Das deutsche Eishockey steht still. Ob die Saison am 13. November beginnt: unklar. Moritz Müller, Kapitän der Kölner Haie will als Spieler-Vertreter mitreden und "alle Register ziehen, um doch irgendwie spielen zu können dieses Jahr." Nicht das einzige Ziel der neuen Spielervertretung.

Moritz Müller im Gespräch mit Thomas Wheeler | 27.09.2020
Moritz Müller behauptet in einem Zweikampf auf dem Eis den Puck.
Moritz Müller (vorne), der Kapitän der Kölner Haie, will die Interessen der Spieler vertreten. (Revierfoto/dpa/picture alliance)
Der Kölner Leon Draisaitl ist zwar zum besten Spieler der nordamerikanischen Profilliga NHL gewählt worden. Aber in seiner Heimat ist die Lage für das deutsche Eishockey und die 14 Vereine der DEL gerade alles andere als rosig. Noch ist unklar, ob die Liga wie geplant am Freitag, den 13. November in die neue Saison starten kann. Wenn, wie von der Politik vorgeschrieben, aufgrund der Corona-Maßnahmen nur 20 Prozent der Zuschauer in die Eishallen dürfen, rechnen die Klubs mit einem großen Minus. Denn bisher erwirtschafteten sie bis zu zwei Drittel ihrer Einkünfte über Zuschauereinnahmen.
Keine leichte Aufgabe für das deutsche Eishockey, meint Moritz Müller, Kapitän der Kölner Haie. "Wie kann man es schaffen die Saison doch zu ermöglichen? Und da gilt es, denke ich, aufmerksam zu machen bei der Politik, dass man da noch mehr sensibilisiert und vielleicht noch mehr Gehör findet. Auf der anderen Seite wird sicherlich noch das Gespräch mit den Spielern stattfinden oder mit möglichen Partnern. Man zieht jetzt alle Register um doch irgendwie spielen zu können dieses Jahr", sagt Müller.
Doch die Ausgangslage für das Eishockey ist schwierig, erklärt der Nationalspieler im Deutschlandfunk-Sportgespräch: "Das Konzept der Politik mit den 20 Prozent Zuschauern in den Stadien, das greift vielleicht für den Fußball. Aber man muss ganz klar sagen, für Eishockey reicht das nicht. Und so können wir erst gar nicht anfangen zu spielen. Wir sind eine Sportart, die sich größtenteils durch Zuschauereinnahmen finanziert oder Spieltags-Einnahmen.
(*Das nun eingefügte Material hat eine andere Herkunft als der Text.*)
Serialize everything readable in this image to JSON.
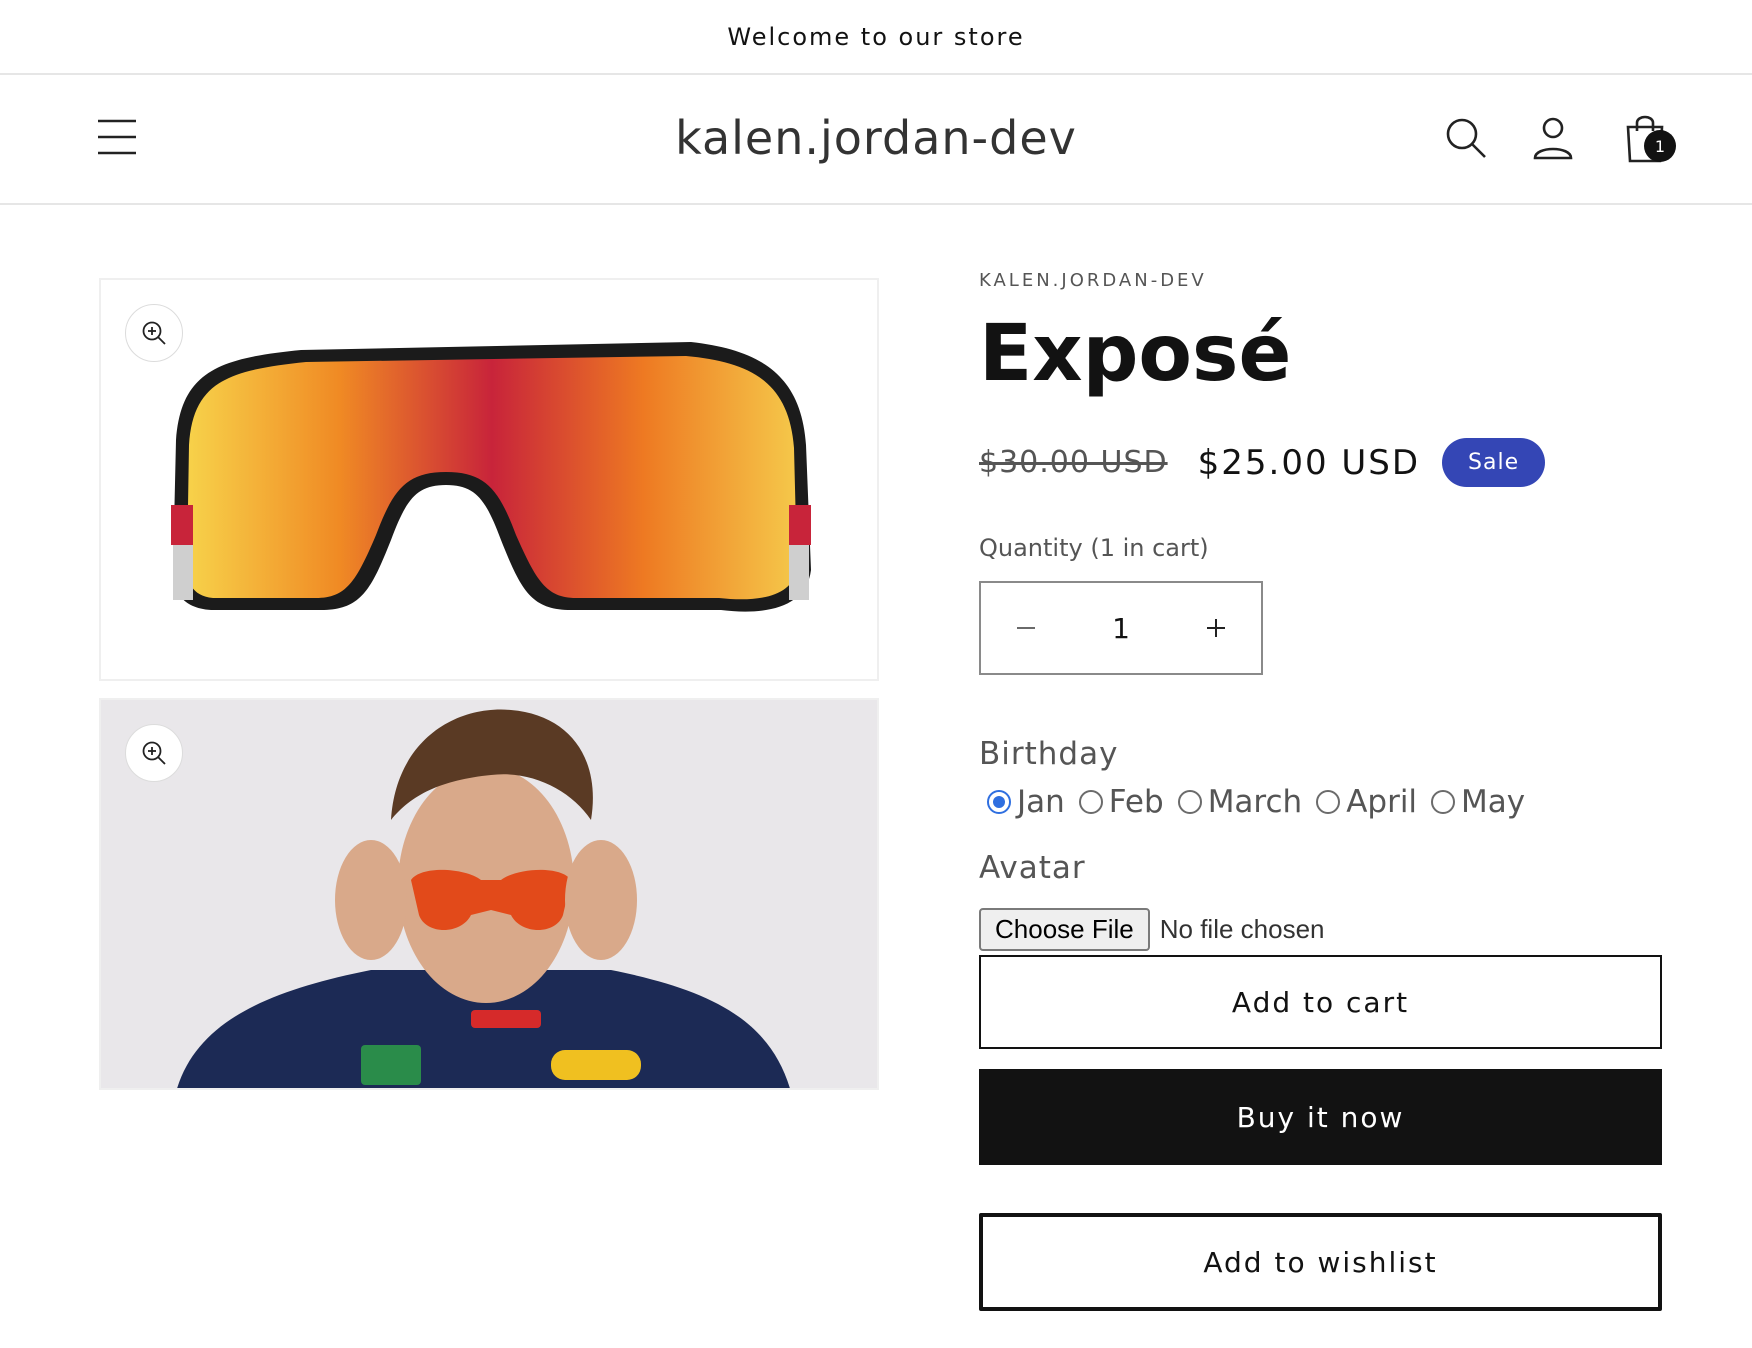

Wir haben nicht die großen TV-Verträge, die z.B. der Fußball hat. Das bedeutet, ohne Zuschauer können wir diesen Kostenapparat nicht stemmen."
In dieser schwierigen Zeit gründeten Moritz Müller und Patrick Reimer von den Nürnberg Ice Tigers im August die Spielervereinigung Eishockey (SVE). In den letzten Jahren habe es keine Spielervertretung gegeben, weil die einzelnen Spieler mit ihren individuellen Themen und denen ihrer Vereine beschäftigt waren, sagt Müller: "Die ganze Corona-Thematik war jetzt dieser nötige Anlass, um das Ganze zu beginnen. Und dass es mehr als überfällig ist, diese Reaktion bekommen wir auch aus der Liga von den Spielern."
Moritz Müller lächelt in die Kamera.
Nationalspieler Moritz Müller (picture alliance/Monika Skolimowska/dpa-Zentralbild/dpa)
Die Spielervertretung versteht sich gewissermaßen als Dialogpartner mit dem Deutschen Eishockey-Bund und der Deutschen Eishockey-Liga und als Ansprechpartner für Sorgen und Probleme der Spielerinnen und Spieler.
"Wir haben uns extra Spielervertretung genannt und bewusst nicht Gewerkschaft, weil, wir wollen Dialog-Partner sein für die Liga, für alle Parteien im Eishockey. Wir wollen keine Blockierer sein, sondern wollen helfen, das Produkt besser zu machen. Und ich bin mir sicher, dass das Produkt DEL und das Produkt deutsches Eishockey noch sehr verbesserungswürdig ist. Das ist eigentlich der Hauptgrund, warum wir uns gegründet haben", sagt Moritz Müller.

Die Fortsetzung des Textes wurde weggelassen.